Sometimes, I feel like reimplementing the whole thing from scratch with a dedicated browser-based client, capable of rich text, blackjack and hookers. But then I lie down and wait for the feeling to pass. :)
4005847
I hear, Clojure compiled to javascript is the in thing these days if you really need to do it in Lisp. :) And the server-side could be written the same way for nodejs, to make use of the numerous low-level libraries... I'm not doing this because it would take quite a long time to make it work, but the moment where it could become popular is really in the past.
The idea of a custom delimiter is clever, but I'm not sure it really fits the problem domain. In fact, I suggest you check out the code and play around with the thing, maybe you'll understand better what's it all for. :)
Maybe these should be tweets!

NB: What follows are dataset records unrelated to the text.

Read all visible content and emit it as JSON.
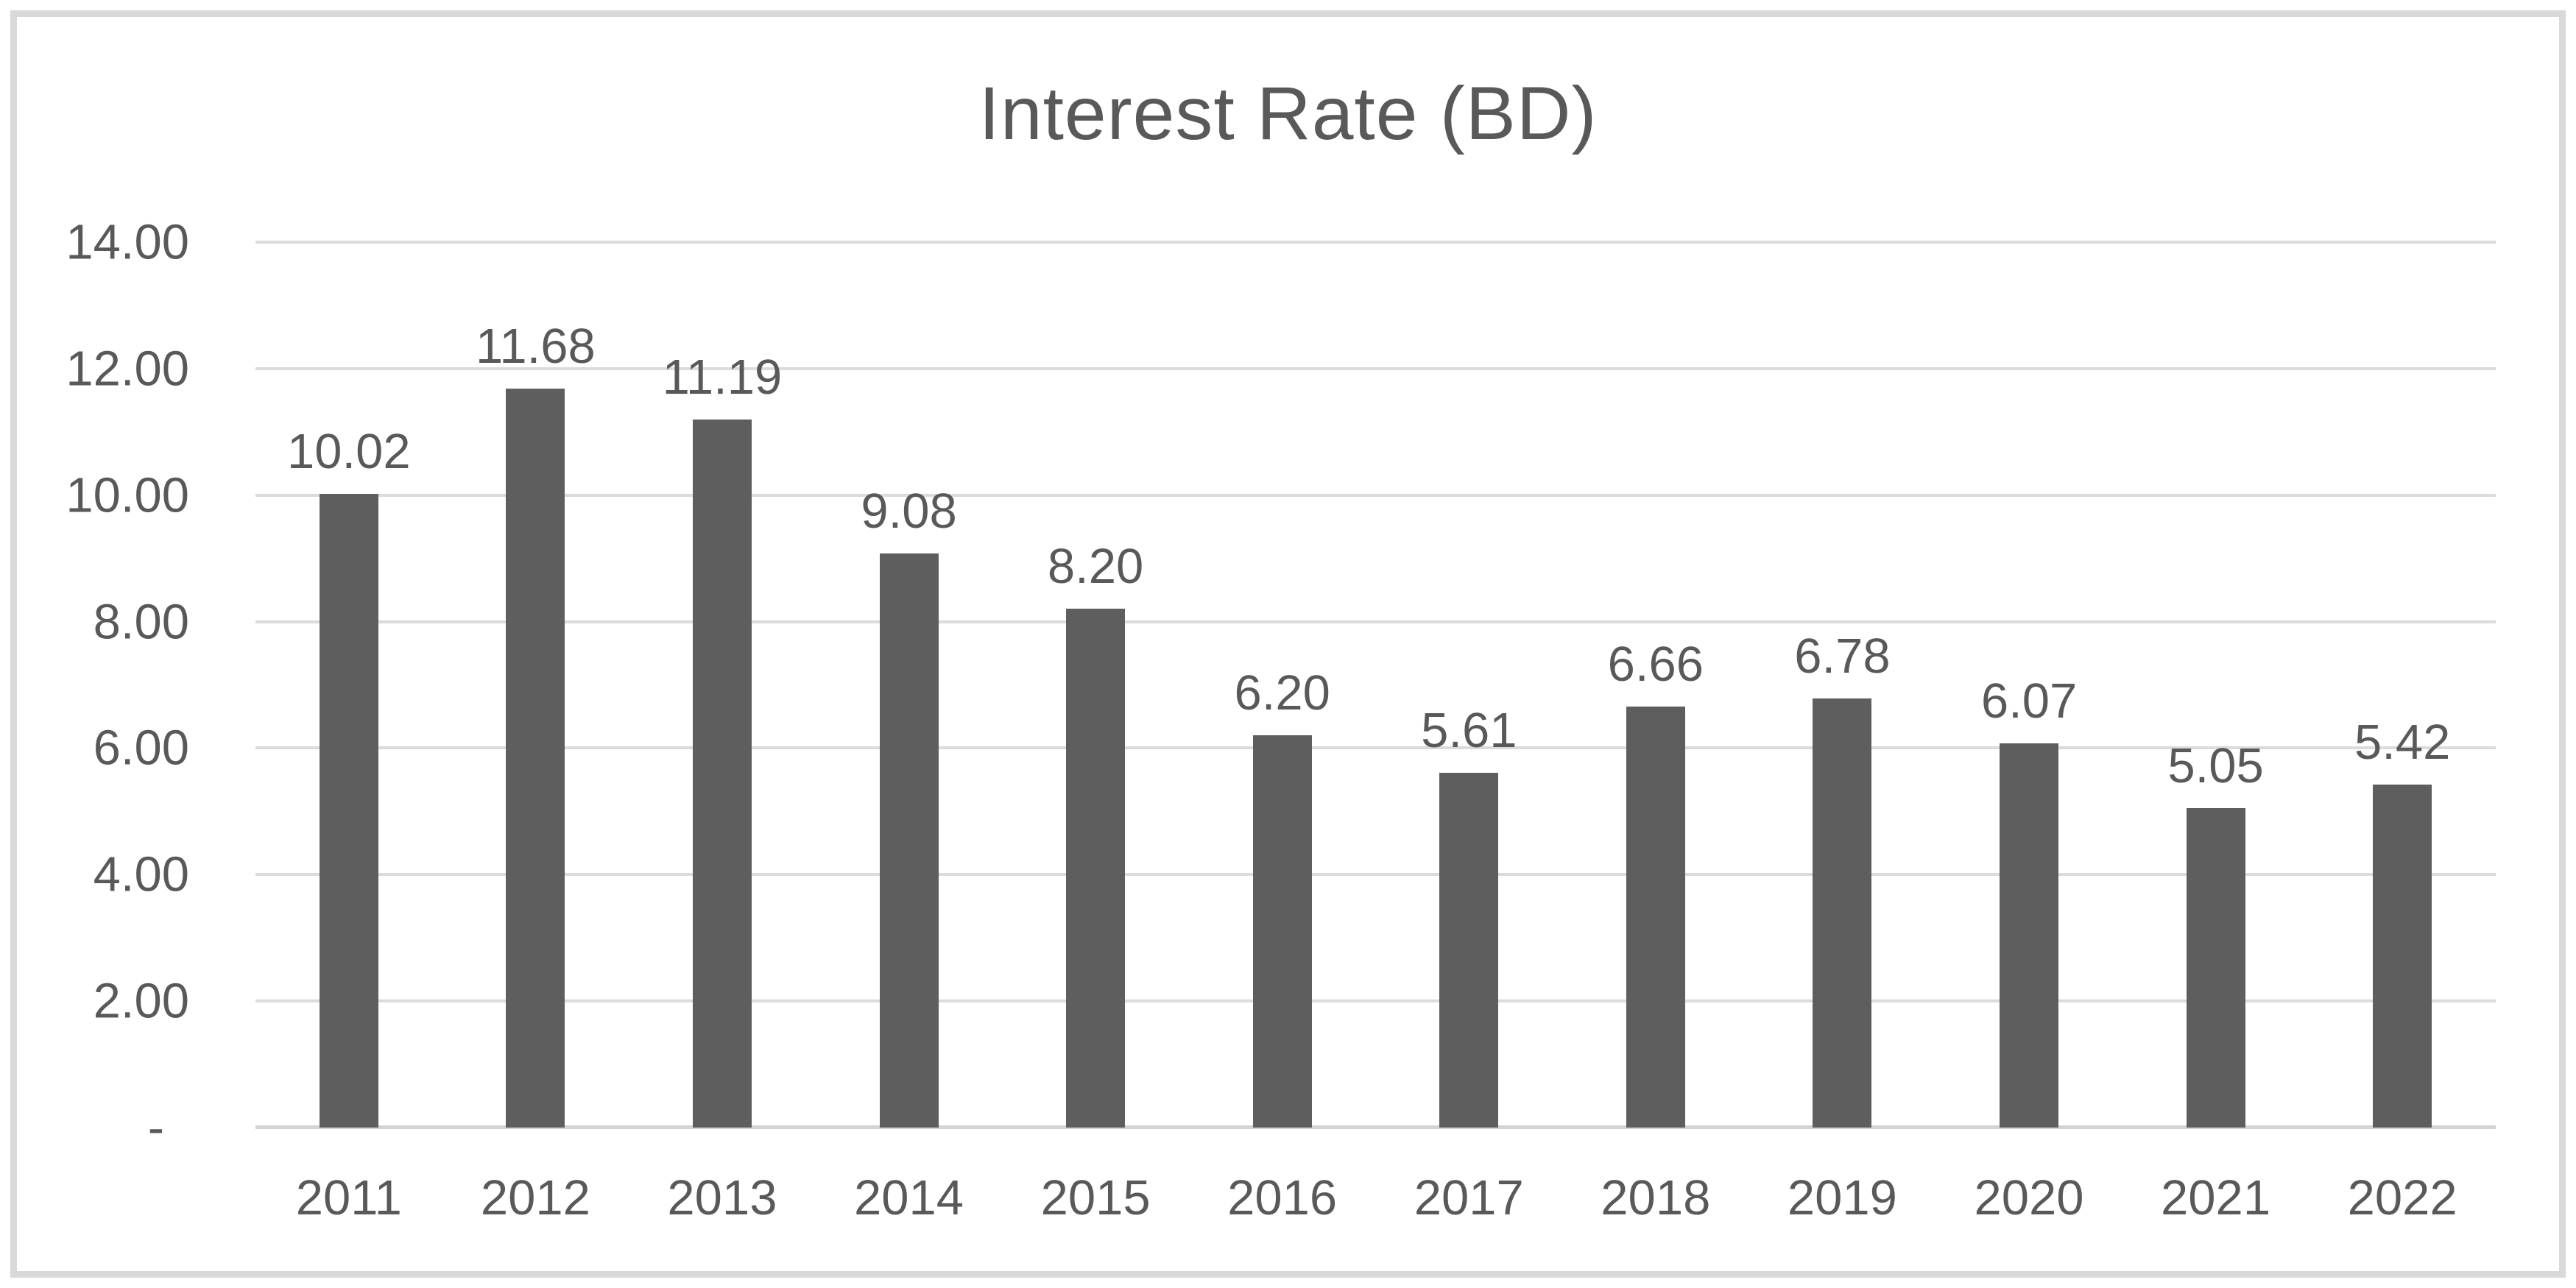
{
  "title": "Interest Rate (BD)",
  "chart_data": {
    "type": "bar",
    "title": "Interest Rate (BD)",
    "xlabel": "",
    "ylabel": "",
    "categories": [
      "2011",
      "2012",
      "2013",
      "2014",
      "2015",
      "2016",
      "2017",
      "2018",
      "2019",
      "2020",
      "2021",
      "2022"
    ],
    "values": [
      10.02,
      11.68,
      11.19,
      9.08,
      8.2,
      6.2,
      5.61,
      6.66,
      6.78,
      6.07,
      5.05,
      5.42
    ],
    "data_labels": [
      "10.02",
      "11.68",
      "11.19",
      "9.08",
      "8.20",
      "6.20",
      "5.61",
      "6.66",
      "6.78",
      "6.07",
      "5.05",
      "5.42"
    ],
    "ylim": [
      0,
      14
    ],
    "y_tick_interval": 2,
    "y_ticks": [
      {
        "value": 14,
        "label": "14.00"
      },
      {
        "value": 12,
        "label": "12.00"
      },
      {
        "value": 10,
        "label": "10.00"
      },
      {
        "value": 8,
        "label": "8.00"
      },
      {
        "value": 6,
        "label": "6.00"
      },
      {
        "value": 4,
        "label": "4.00"
      },
      {
        "value": 2,
        "label": "2.00"
      },
      {
        "value": 0,
        "label": "-"
      }
    ],
    "gridlines": "horizontal",
    "legend_position": "none",
    "colors": {
      "bar": "#5e5e5e",
      "gridline": "#dbdbdb",
      "axis_line": "#d4d4d4",
      "text": "#595959",
      "frame_border": "#d9d9d9",
      "background": "#ffffff"
    }
  }
}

I'd certainly follow and RT.
At least up until the end of Season 3, when they switched to SurroundSound.
4007290
Tweets are way too transient, they get forgotten in hours. :)
4002995
Rarity Transubstantiates
4295864
...but into what? :)
4295869 She has the essence of divinity, but the accidents of an ordinary marshmallow.
4295923
A very rarefied marshmallow, you mean. :)
As I've seen in some other 'fic whose name escapes me at the moment, so is "Cloud Strife"
4004403
The Look command should not, generally, take time. It often makes for interface problems. But that would be very Pinkie, yeah…

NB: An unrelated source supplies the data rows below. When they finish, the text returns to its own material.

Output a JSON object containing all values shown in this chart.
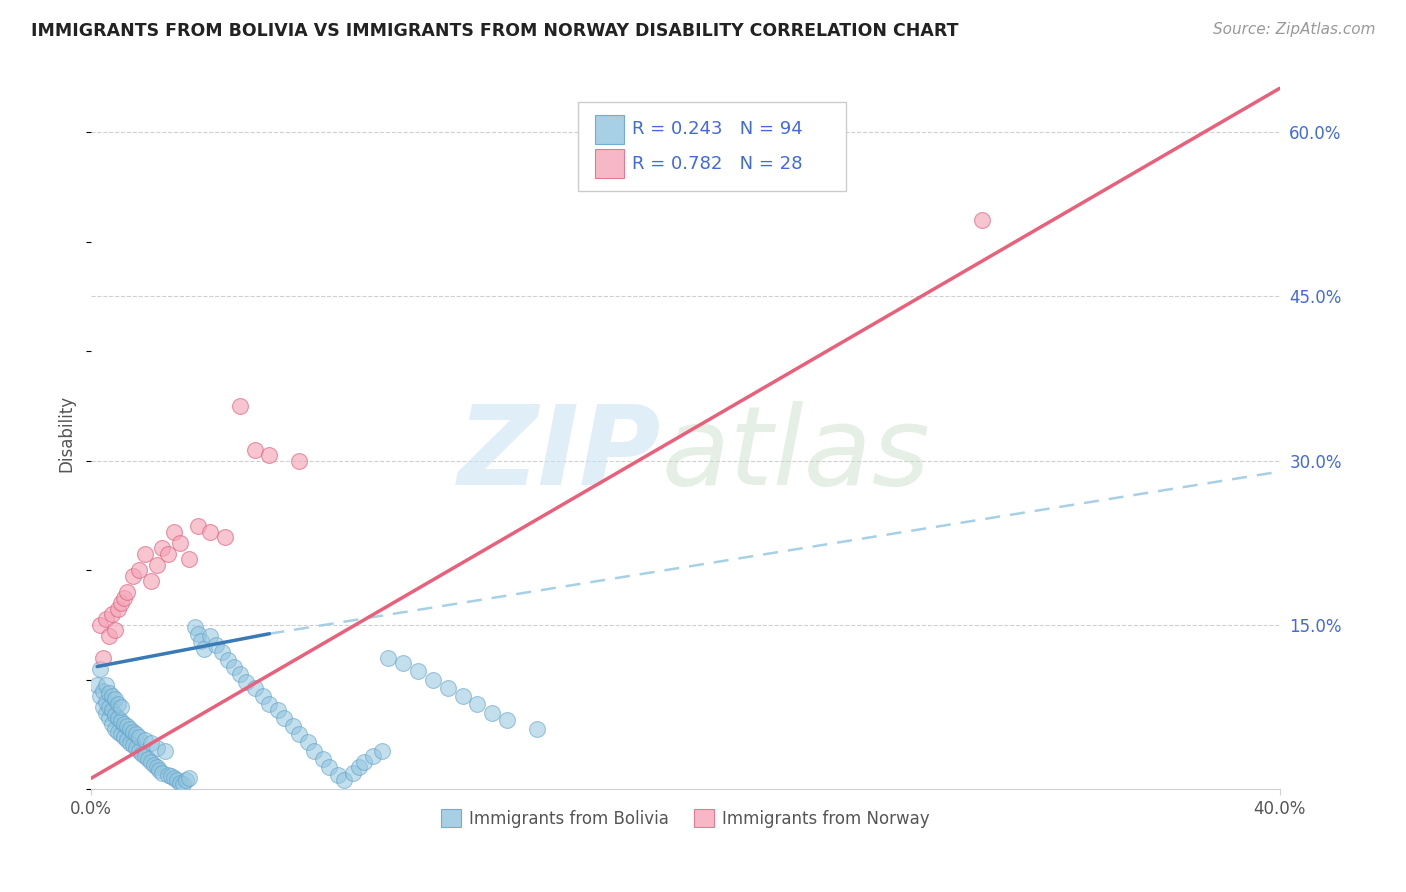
{
  "title": "IMMIGRANTS FROM BOLIVIA VS IMMIGRANTS FROM NORWAY DISABILITY CORRELATION CHART",
  "source": "Source: ZipAtlas.com",
  "ylabel": "Disability",
  "xlim": [
    0.0,
    0.4
  ],
  "ylim": [
    0.0,
    0.65
  ],
  "y_ticks_right": [
    0.15,
    0.3,
    0.45,
    0.6
  ],
  "y_tick_labels_right": [
    "15.0%",
    "30.0%",
    "45.0%",
    "60.0%"
  ],
  "bolivia_color": "#92c5de",
  "bolivia_edge_color": "#5b9ec9",
  "norway_color": "#f4a6b8",
  "norway_edge_color": "#e06080",
  "bolivia_line_color": "#3a7ab5",
  "norway_line_color": "#e8607a",
  "dashed_line_color": "#92c5de",
  "bolivia_R": 0.243,
  "bolivia_N": 94,
  "norway_R": 0.782,
  "norway_N": 28,
  "legend_text_color": "#4169e1",
  "legend_label_color": "#555555",
  "grid_color": "#d0d0d0",
  "bolivia_scatter_x": [
    0.002,
    0.003,
    0.003,
    0.004,
    0.004,
    0.005,
    0.005,
    0.005,
    0.006,
    0.006,
    0.006,
    0.007,
    0.007,
    0.007,
    0.008,
    0.008,
    0.008,
    0.009,
    0.009,
    0.009,
    0.01,
    0.01,
    0.01,
    0.011,
    0.011,
    0.012,
    0.012,
    0.013,
    0.013,
    0.014,
    0.014,
    0.015,
    0.015,
    0.016,
    0.016,
    0.017,
    0.018,
    0.018,
    0.019,
    0.02,
    0.02,
    0.021,
    0.022,
    0.022,
    0.023,
    0.024,
    0.025,
    0.026,
    0.027,
    0.028,
    0.029,
    0.03,
    0.031,
    0.032,
    0.033,
    0.035,
    0.036,
    0.037,
    0.038,
    0.04,
    0.042,
    0.044,
    0.046,
    0.048,
    0.05,
    0.052,
    0.055,
    0.058,
    0.06,
    0.063,
    0.065,
    0.068,
    0.07,
    0.073,
    0.075,
    0.078,
    0.08,
    0.083,
    0.085,
    0.088,
    0.09,
    0.092,
    0.095,
    0.098,
    0.1,
    0.105,
    0.11,
    0.115,
    0.12,
    0.125,
    0.13,
    0.135,
    0.14,
    0.15
  ],
  "bolivia_scatter_y": [
    0.095,
    0.085,
    0.11,
    0.075,
    0.09,
    0.07,
    0.08,
    0.095,
    0.065,
    0.075,
    0.088,
    0.06,
    0.072,
    0.085,
    0.055,
    0.068,
    0.082,
    0.052,
    0.065,
    0.078,
    0.05,
    0.062,
    0.075,
    0.048,
    0.06,
    0.045,
    0.058,
    0.042,
    0.055,
    0.04,
    0.052,
    0.038,
    0.05,
    0.035,
    0.048,
    0.032,
    0.03,
    0.045,
    0.028,
    0.025,
    0.042,
    0.022,
    0.02,
    0.038,
    0.018,
    0.015,
    0.035,
    0.013,
    0.012,
    0.01,
    0.008,
    0.006,
    0.005,
    0.008,
    0.01,
    0.148,
    0.142,
    0.135,
    0.128,
    0.14,
    0.132,
    0.125,
    0.118,
    0.112,
    0.105,
    0.098,
    0.092,
    0.085,
    0.078,
    0.072,
    0.065,
    0.058,
    0.05,
    0.043,
    0.035,
    0.028,
    0.02,
    0.013,
    0.008,
    0.015,
    0.02,
    0.025,
    0.03,
    0.035,
    0.12,
    0.115,
    0.108,
    0.1,
    0.092,
    0.085,
    0.078,
    0.07,
    0.063,
    0.055
  ],
  "norway_scatter_x": [
    0.003,
    0.004,
    0.005,
    0.006,
    0.007,
    0.008,
    0.009,
    0.01,
    0.011,
    0.012,
    0.014,
    0.016,
    0.018,
    0.02,
    0.022,
    0.024,
    0.026,
    0.028,
    0.03,
    0.033,
    0.036,
    0.04,
    0.045,
    0.05,
    0.055,
    0.06,
    0.07,
    0.3
  ],
  "norway_scatter_y": [
    0.15,
    0.12,
    0.155,
    0.14,
    0.16,
    0.145,
    0.165,
    0.17,
    0.175,
    0.18,
    0.195,
    0.2,
    0.215,
    0.19,
    0.205,
    0.22,
    0.215,
    0.235,
    0.225,
    0.21,
    0.24,
    0.235,
    0.23,
    0.35,
    0.31,
    0.305,
    0.3,
    0.52
  ],
  "bolivia_line_x": [
    0.002,
    0.06
  ],
  "bolivia_line_y": [
    0.112,
    0.142
  ],
  "dashed_line_x": [
    0.06,
    0.4
  ],
  "dashed_line_y": [
    0.142,
    0.29
  ],
  "norway_line_x": [
    0.0,
    0.4
  ],
  "norway_line_y": [
    0.01,
    0.64
  ]
}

What, we're not proclaiming Pinkie as a Malbolge writer? Access to an oracle would make it substantially easier to program in, after all…
4307443
I actually went so far as to acquire a large list of modern US first and last names and filter out those which are dictionary words, in an effort to produce a generator of hybrid pony-human names – that is, names which would sound normal, if a bit nonsensical, for ponies, but be normal human names at the same time. I’m not exactly done with this generator, but one of my favorite results is “Melody Fryer.” :)
Considering the telnet protocol, there are always microseconds involved…

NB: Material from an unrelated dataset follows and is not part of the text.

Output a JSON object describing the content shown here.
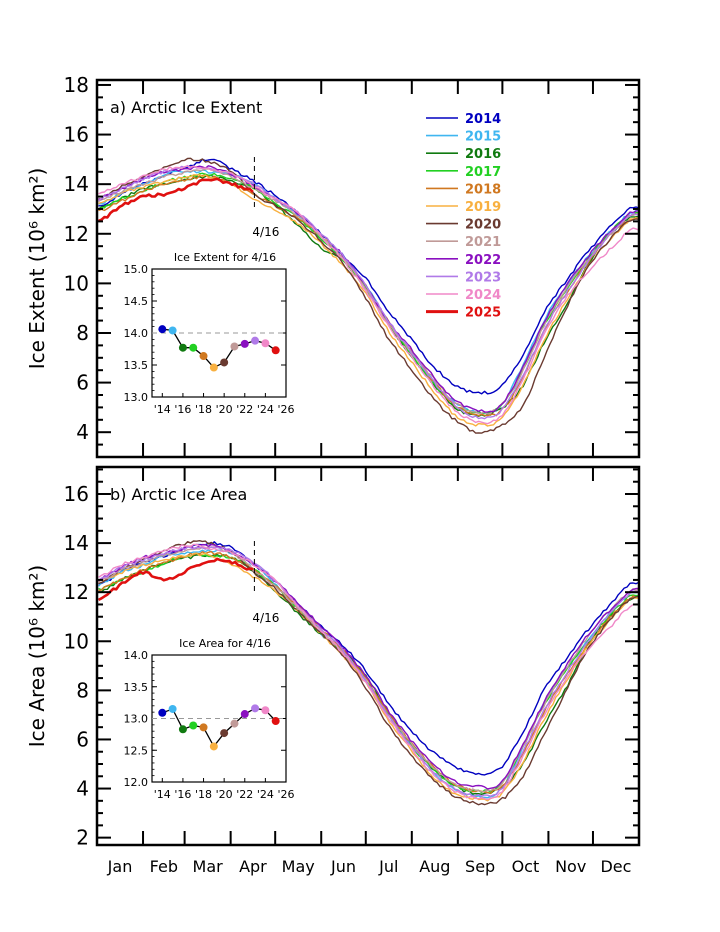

Malbolge is a deliberately obtuse language nobody actually used to produce something practical. MUSHCode was and remains a practically applied language that also happens to be crazy. I think this distinction is quite important here, Pinkie isn’t crazy for the sake of crazy, she’s crazy because it’s funny. :)
4307458
I ancipate you Thinking about Canon with Pinkie at some point, especially for her appearances in the wrong sides of mirrors, obvious teleportation and space-mangling effects, outspeeding Dashie, inventing a flying machine, ability to defy gravity (slides up slide), tails-mode-flight…
…the fanon Eldritch-Horror Pinkie may have been in mind when I suggested Malbolge.
But I meant that the look command should not consume game-time, though obviously that's not a thing that'll work as well in a MUSH as in 1P IF.